The 9:00 central time March factory orders report is expected to show a 1.1% increase and the 9:00 March Job Openings and Labor Turnover Survey (JOLTS) is anticipated to show 11.270 million.
The dominant influences remain geopolitical tensions and the hawkish Federal Reserve.
CURRENCY FUTURES
The U.S. dollar index is lower but remains near 20-year highs.
Interest rate differential expectations suggest higher prices are likely for the greenback.
The euro currency is higher on news that the number of people classified as unemployed in the euro zone decreased by 76,000 in March compared with the previous month to 11.27 million.
The euro zone jobless rate fell to 6.8% in March from a revised 6.9% in February, which was in line with the forecast by economists.

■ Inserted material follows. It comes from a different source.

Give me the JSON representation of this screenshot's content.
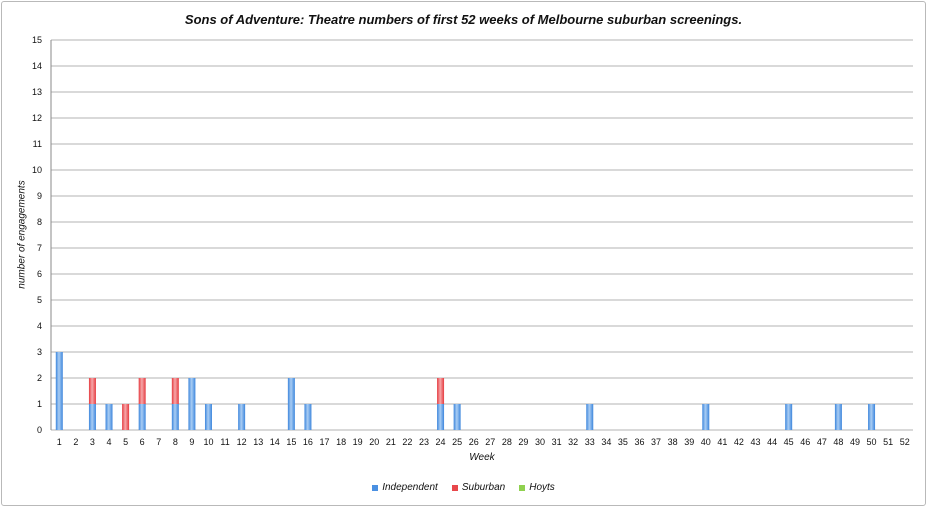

The seasonally adjusted number of unemployed people in Germany fell by 13,000 to 2.287 million in April of 2022, compared to market forecasts of a 15,000 drop and following a decline of 18,000 in the previous month. This marks the 14th straight month of declines in the number of jobless people.
Lower prices are likely for the euro currency.
Bank of England will likely hike interest rates for a fourth straight meeting on Thursday, bringing borrowing costs to 1.0%, which would be the highest level in 13 years.
The Japanese yen is higher but remains near its lowest level in 20 years. Recent pressure on the yen is linked to the Bank of Japan’s firm commitment to maintain ultra-easy monetary policies, which contrast sharply with other major central banks that are hiking interest rates.
Interest rate differential expectations remain bearish for the Japanese yen and lower prices are likely.
The Reserve Bank of Australia raised the cash rate by 25 basis points to 30 basis points at its policy meeting today, which is more than market consensus of a 15 basis point hike. This was the first rate increase since November 2010. The board indicated further tightening is likely.
INTEREST RATE MARKET FUTURES
The Federal Reserve will release its latest policy statement and hold a press conference with Fed Chair Jerome Powell Wednesday afternoon.
Currently there is a 98.7% probability of a 50 basis point increase and a 1.3% probability of a 25 basis point hike in the fed funds rate.
Economists see two half-point hikes followed by a series of quarter-point increases.
The Fed is also expected to formally announce that it will begin quantitative tightening, or rolling assets off of its $9.0 trillion balance sheet.
Lower prices are likely across the board for the interest rate market futures as most major central banks are anticipated to tighten credit policies this year.